We are waiting on the completion of the beautiful new floors, which had to be replaced due to white ant damage, in the ground level and then this area will also be staged. We are also extremely excited to have the extra space provided by the two sheds.
Once display cabinets and artefacts are set up in the new areas, we will have a clear space to set up the Palais Theatrette, which will house the flood video and photos.
Whilst working on the telecommunication display, I came across this telephone which has a toggle switch for siren or bells. Collin Pardy seemed the obvious person to enquire about this item, and sure enough he was able to provide the story.

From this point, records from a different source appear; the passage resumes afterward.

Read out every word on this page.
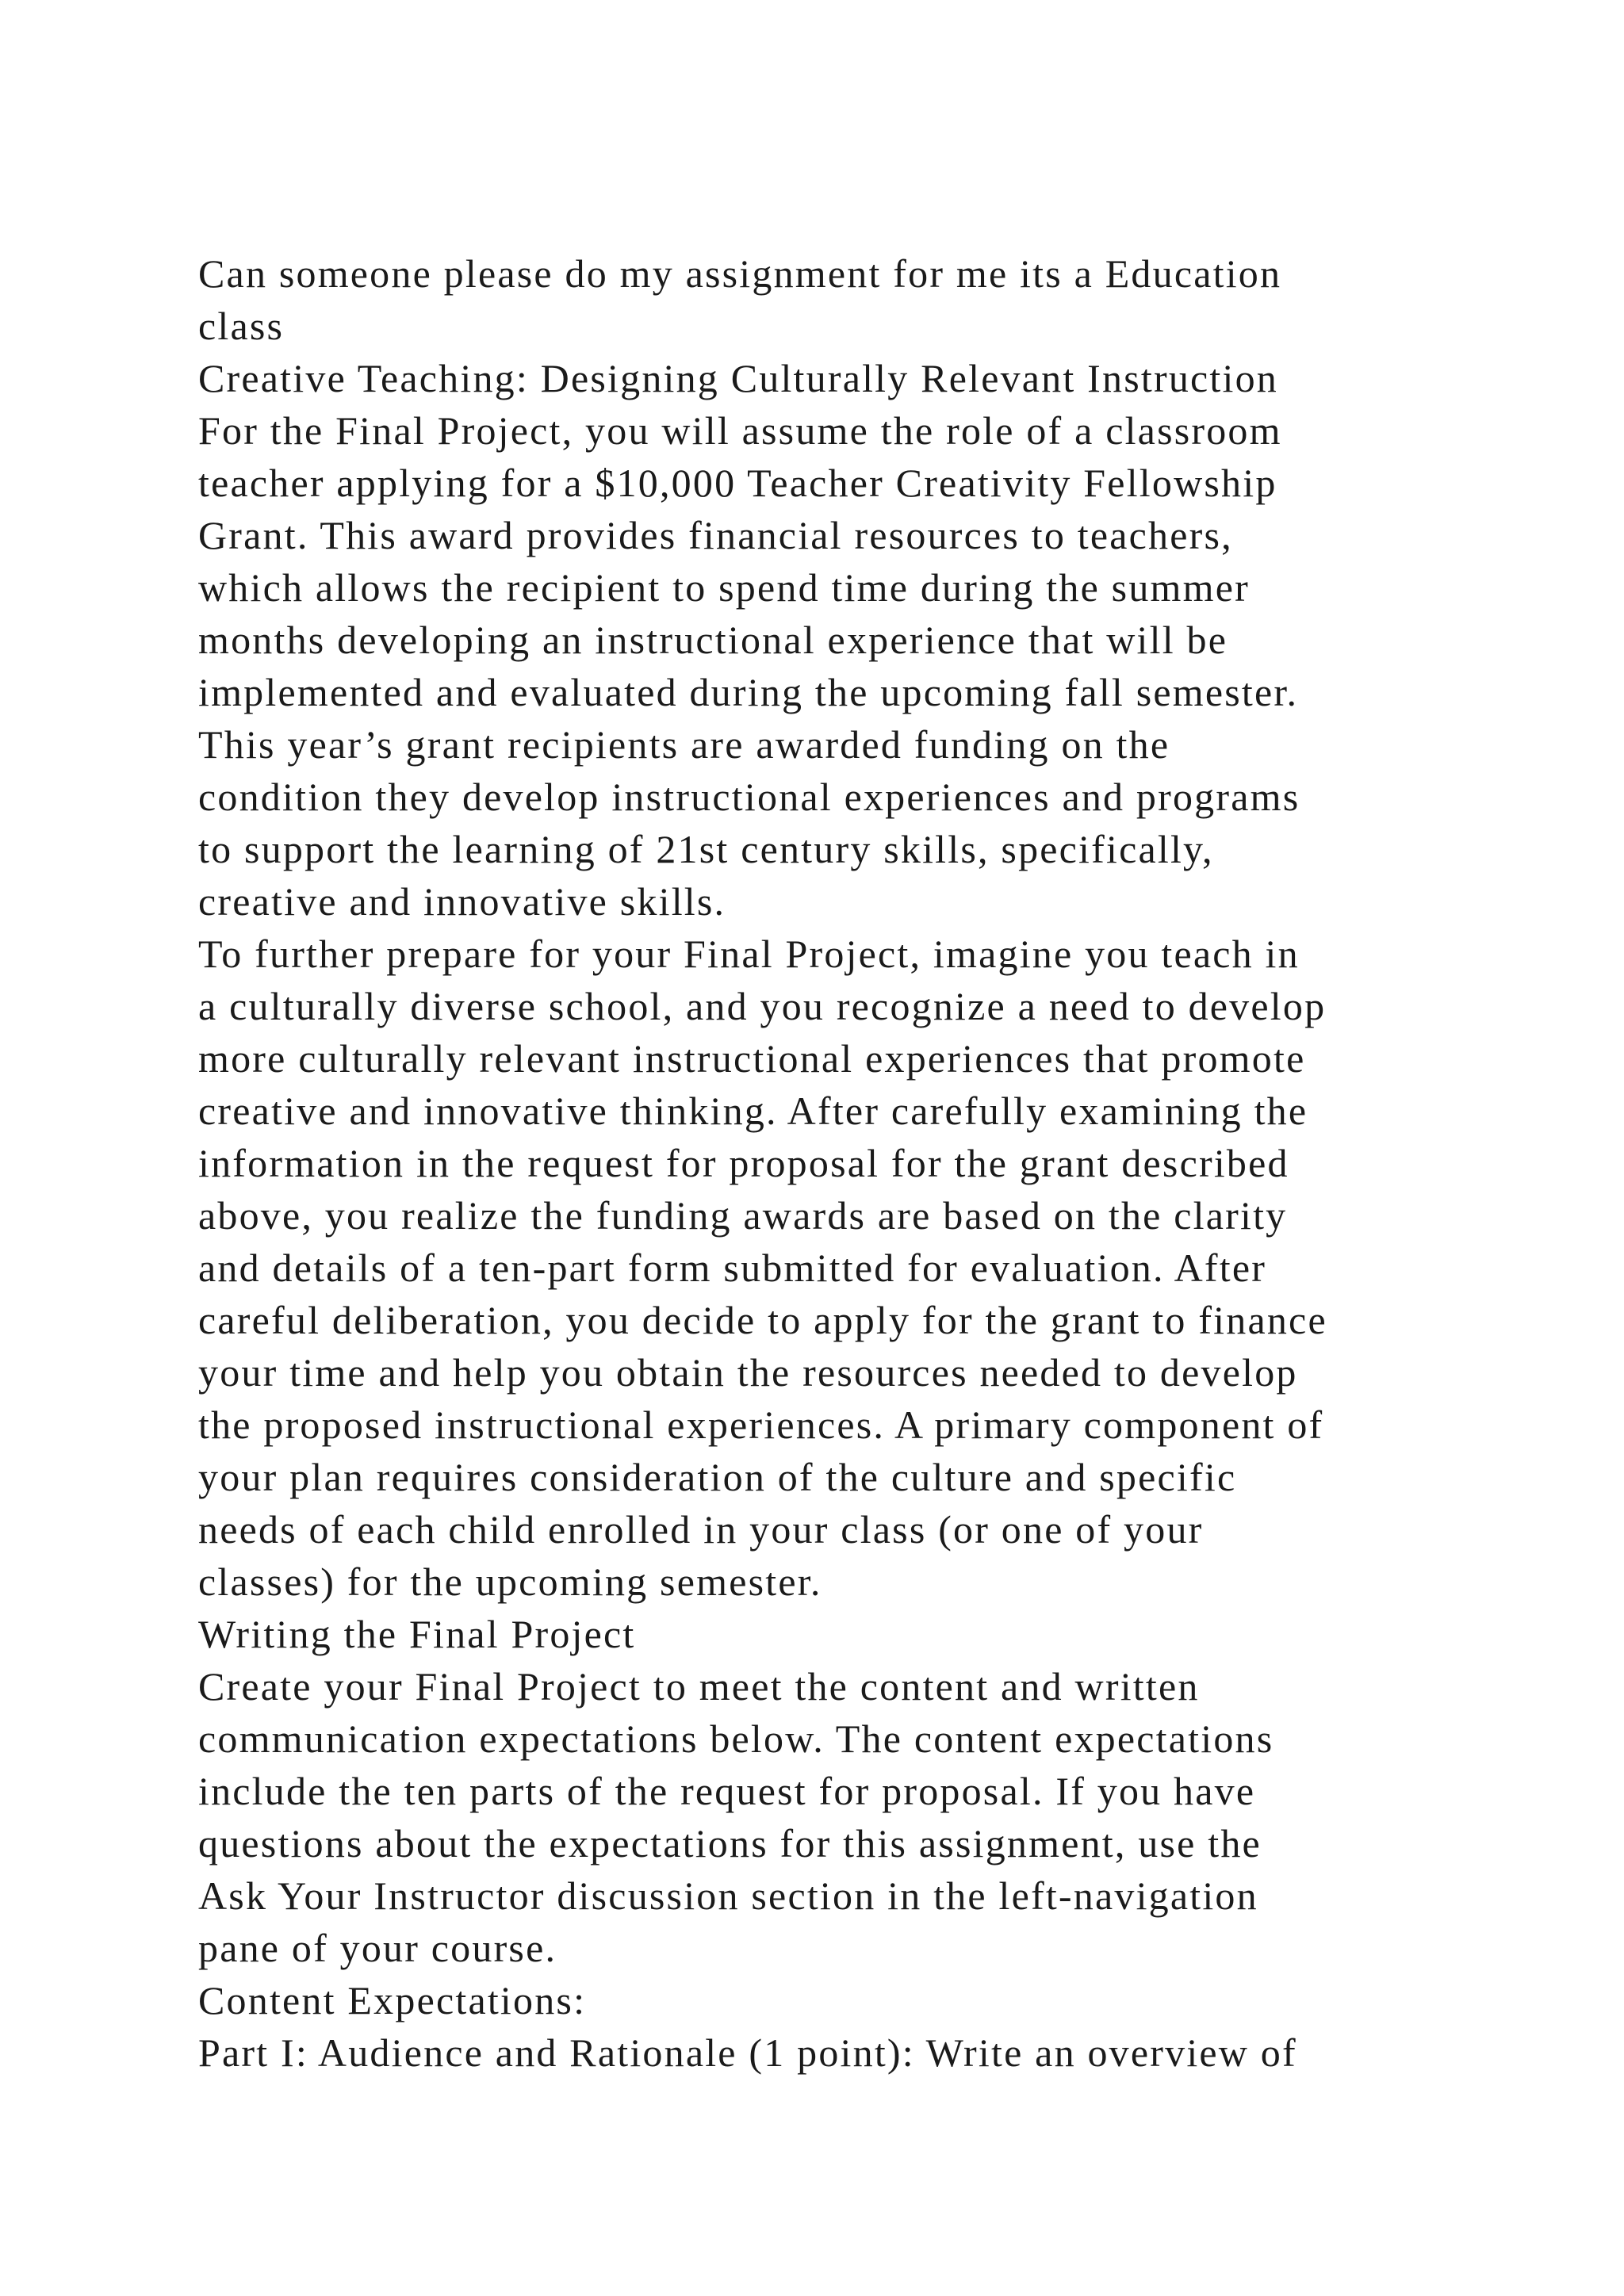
Can someone please do my assignment for me its a Education
class
Creative Teaching: Designing Culturally Relevant Instruction
For the Final Project, you will assume the role of a classroom
teacher applying for a $10,000 Teacher Creativity Fellowship
Grant. This award provides financial resources to teachers,
which allows the recipient to spend time during the summer
months developing an instructional experience that will be
implemented and evaluated during the upcoming fall semester.
This year’s grant recipients are awarded funding on the
condition they develop instructional experiences and programs
to support the learning of 21st century skills, specifically,
creative and innovative skills.
To further prepare for your Final Project, imagine you teach in
a culturally diverse school, and you recognize a need to develop
more culturally relevant instructional experiences that promote
creative and innovative thinking. After carefully examining the
information in the request for proposal for the grant described
above, you realize the funding awards are based on the clarity
and details of a ten-part form submitted for evaluation. After
careful deliberation, you decide to apply for the grant to finance
your time and help you obtain the resources needed to develop
the proposed instructional experiences. A primary component of
your plan requires consideration of the culture and specific
needs of each child enrolled in your class (or one of your
classes) for the upcoming semester.
Writing the Final Project
Create your Final Project to meet the content and written
communication expectations below. The content expectations
include the ten parts of the request for proposal. If you have
questions about the expectations for this assignment, use the
Ask Your Instructor discussion section in the left-navigation
pane of your course.
Content Expectations:
Part I: Audience and Rationale (1 point): Write an overview of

Firstly however, the telephone was made by Ericsson Telephones Limited (ETL) which was founded as 'British L. M. Ericsson Manufacturing Co. Ltd in 1903 as a joint venture between the National Telephone Company and L. M. Ericsson of Sweden. It was renamed to Ericsson Telephones Limited in 1926.
Now to our telephone.
Collin informed me that the NSW Fire Brigade Station 406 in Nyngan opened in 1935 and Albert Priest was the first captain. When Stan White was Captain, from August 1969 - 73, he had one of these phones at his house and one at his shop. It can be assumed that previous captains would have also used the same system.
Fire calls, back then, came direct to the captain of the local brigade and using this phone he could set off bells in all the firefighters houses and then flick the switch and wind the handle to set off the siren on top of the fire station.
The bells in all the firefighter's houses were connected, through the switchboard, to this phone. The system was replaced when the manual switchboard was replaced in 1988.
Then a Telstra phone was put in each house and eventually the set up went onto a beeper system operated from 000.